The escalation in the trade conflict had global markets headed for another sell-off until Trump said his trade negotiators had received two “very good calls” from China on Sunday. China’s foreign ministry replied, however, that it didn’t know what Trump was talking about.
The S&P 500 was up 0.5% as of 10:10 a.m. Eastern Time. The Dow gained 154 points, or 0.6%, to 25,779. The Nasdaq rose 0.7%.
Major indexes in Germany and France rose. Markets in Britain were closed for a national holiday. In Asia, Hong Kong’s Hang Seng and Japan’s benchmark Nikkei 225 closed lower.

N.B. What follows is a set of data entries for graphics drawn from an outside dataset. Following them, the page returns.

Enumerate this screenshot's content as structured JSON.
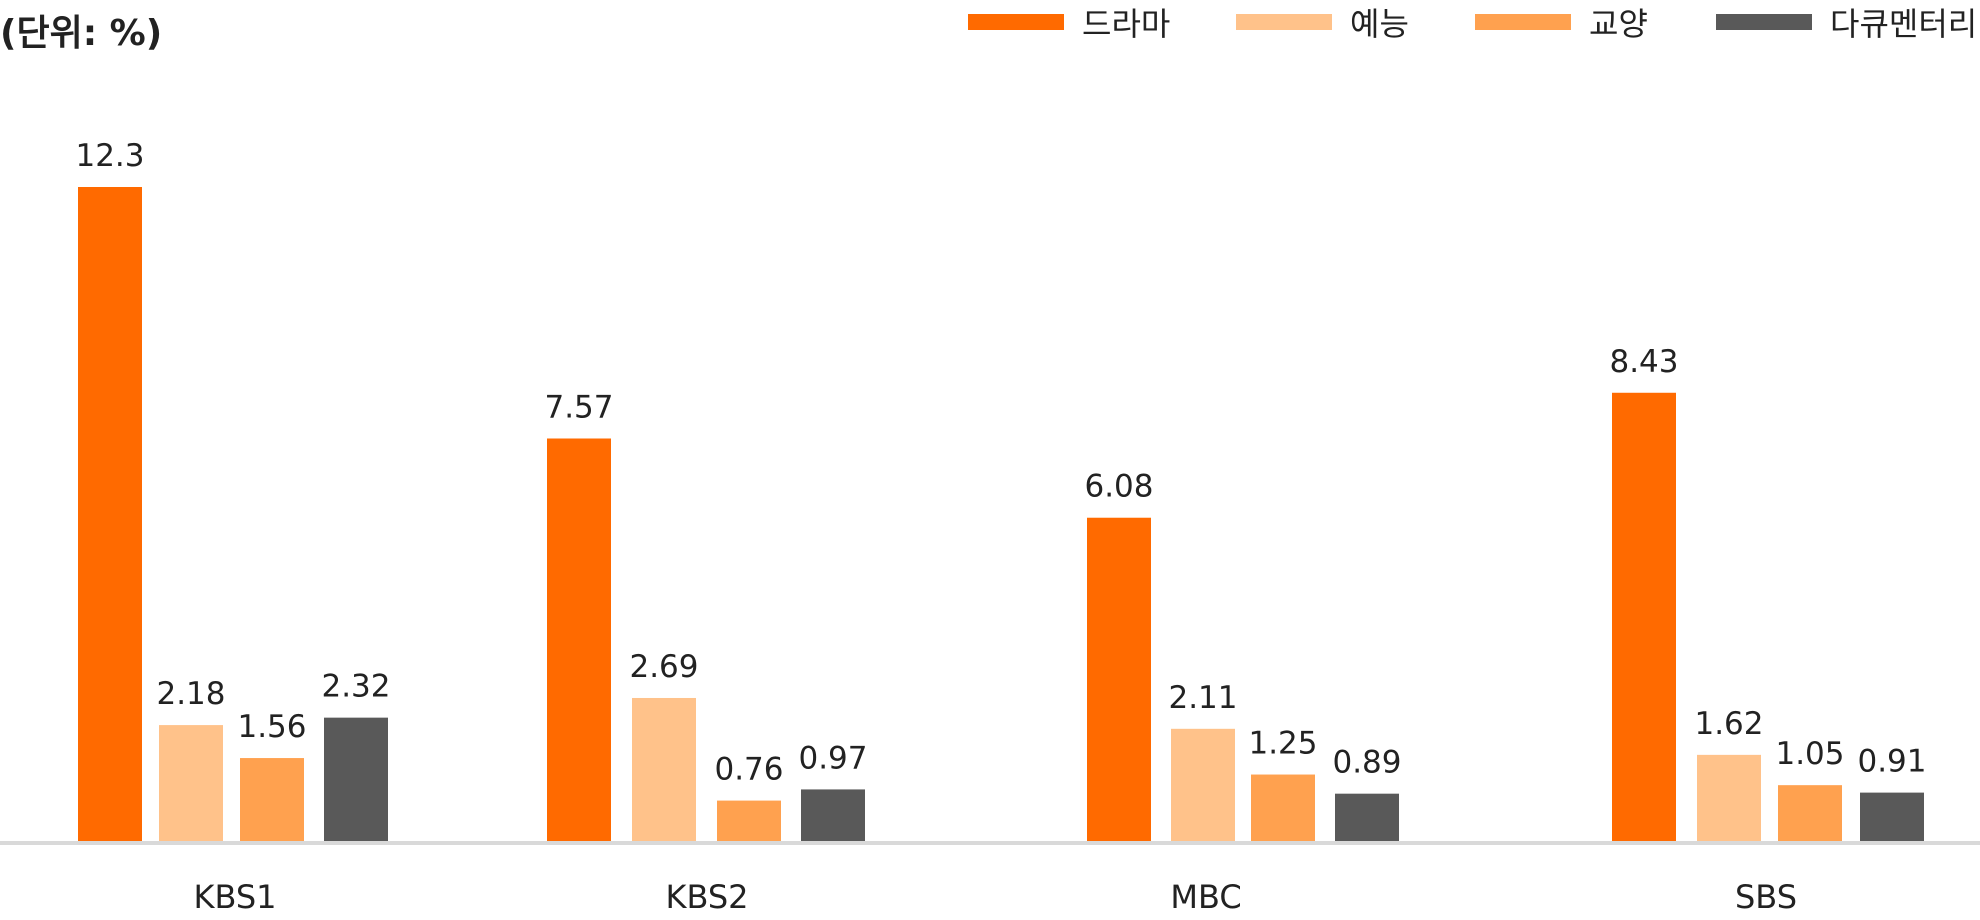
{
  "unit_label": "(단위: %)",
  "chart_data": {
    "type": "bar",
    "categories": [
      "KBS1",
      "KBS2",
      "MBC",
      "SBS"
    ],
    "series": [
      {
        "name": "드라마",
        "color": "#ff6a00",
        "values": [
          12.3,
          7.57,
          6.08,
          8.43
        ]
      },
      {
        "name": "예능",
        "color": "#ffc28a",
        "values": [
          2.18,
          2.69,
          2.11,
          1.62
        ]
      },
      {
        "name": "교양",
        "color": "#ffa14f",
        "values": [
          1.56,
          0.76,
          1.25,
          1.05
        ]
      },
      {
        "name": "다큐멘터리",
        "color": "#595959",
        "values": [
          2.32,
          0.97,
          0.89,
          0.91
        ]
      }
    ],
    "value_labels": [
      [
        "12.3",
        "2.18",
        "1.56",
        "2.32"
      ],
      [
        "7.57",
        "2.69",
        "0.76",
        "0.97"
      ],
      [
        "6.08",
        "2.11",
        "1.25",
        "0.89"
      ],
      [
        "8.43",
        "1.62",
        "1.05",
        "0.91"
      ]
    ],
    "ylim": [
      0,
      12.3
    ],
    "grid": false,
    "legend_position": "top-right",
    "axis_color": "#d9d9d9"
  }
}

Stock markets have been volatile this summer as traders have been whipsawed by the turns in the trade war between the world’s biggest economies.
The conflict escalated once again on Friday, after China announced new tariffs on $75 billion in U.S. goods. Trump responded angrily on Twitter, at one point saying he “hereby ordered” U.S. companies with operations in China to consider moving them to other countries, including the U.S.

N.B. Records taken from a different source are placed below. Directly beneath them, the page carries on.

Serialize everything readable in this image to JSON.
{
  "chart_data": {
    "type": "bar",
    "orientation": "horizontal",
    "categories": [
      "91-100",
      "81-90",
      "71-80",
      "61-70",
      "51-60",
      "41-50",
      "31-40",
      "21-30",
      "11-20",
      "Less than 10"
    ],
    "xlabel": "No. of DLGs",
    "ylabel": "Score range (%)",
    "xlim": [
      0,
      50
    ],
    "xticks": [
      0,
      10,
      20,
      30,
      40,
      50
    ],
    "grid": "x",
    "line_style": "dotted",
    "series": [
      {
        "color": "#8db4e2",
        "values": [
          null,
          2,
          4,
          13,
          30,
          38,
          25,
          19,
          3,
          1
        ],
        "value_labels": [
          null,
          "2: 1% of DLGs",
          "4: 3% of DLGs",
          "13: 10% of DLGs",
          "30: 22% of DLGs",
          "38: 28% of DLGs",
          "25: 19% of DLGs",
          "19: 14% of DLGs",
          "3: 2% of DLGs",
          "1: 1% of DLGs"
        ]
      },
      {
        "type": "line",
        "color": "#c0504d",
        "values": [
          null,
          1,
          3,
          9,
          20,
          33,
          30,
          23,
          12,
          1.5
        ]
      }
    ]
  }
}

Trump also later announced that the U.S. would increase existing tariffs on $250 billion in Chinese goods to 30% from 25%, and that new tariffs on another $300 billion of imports would be 15% instead of 10%.
Stephen Innes, managing partner at Valour Markets in Singapore, compared the difficulty of assessing the volatile market situation to reading tea leaves.
“Nobody understands where the president is coming from,” he said, adding that the best thing Trump can do for market stability is to “keep quiet.”
The market is now dominated by fears of a portending U.S. recession, although the American economy is actually holding up, and much of the U.S. economy is made up of consumption, Innes said. If interest rates come down, he added, consumer spending is likely to go up, working as a buffer for the economy.
Some analysts think the Federal Reserve will lower interest rates again this year. Fed Chairman Jerome Powell indicated last week that the central bank was prepared to cut interest rates but gave no clear signal on when or by how much, while suggesting that uncertainty over Trump’s trade wars have complicated the central bank’s ability to set interest rate policy.
A quarter-point rate cut in September is considered all but certain. Some think the Fed will cut rates again in December.
Meanwhile, China allowed its currency, the yuan, to fall further on Monday. That effectively helps its exporters, negating some of the effects of higher U.S. tariffs.
The yuan declined to 7.1468 to the dollar, a relatively modest change from Friday’s low point of 7.0927 but its weakest rate since January 2008. The yuan has lost 6.5% from this year’s high on Feb. 28.
Economists say that the unpredictability of the trade dispute is at least as damaging as the tariffs themselves, affecting the decisions of central banks and companies as they plan investments.
Zhu Huani, analyst at Mizuho Bank in Singapore, said that what he called Trump’s “tariff tantrum” was setting off “the sense that tariffs could continue to rise.”
“No matter which way you cut the cake, it is nearly impossible to construct a bullish, or even neutral scenario for equity markets today,” said Jeffrey Halley, senior market analyst at Oanda.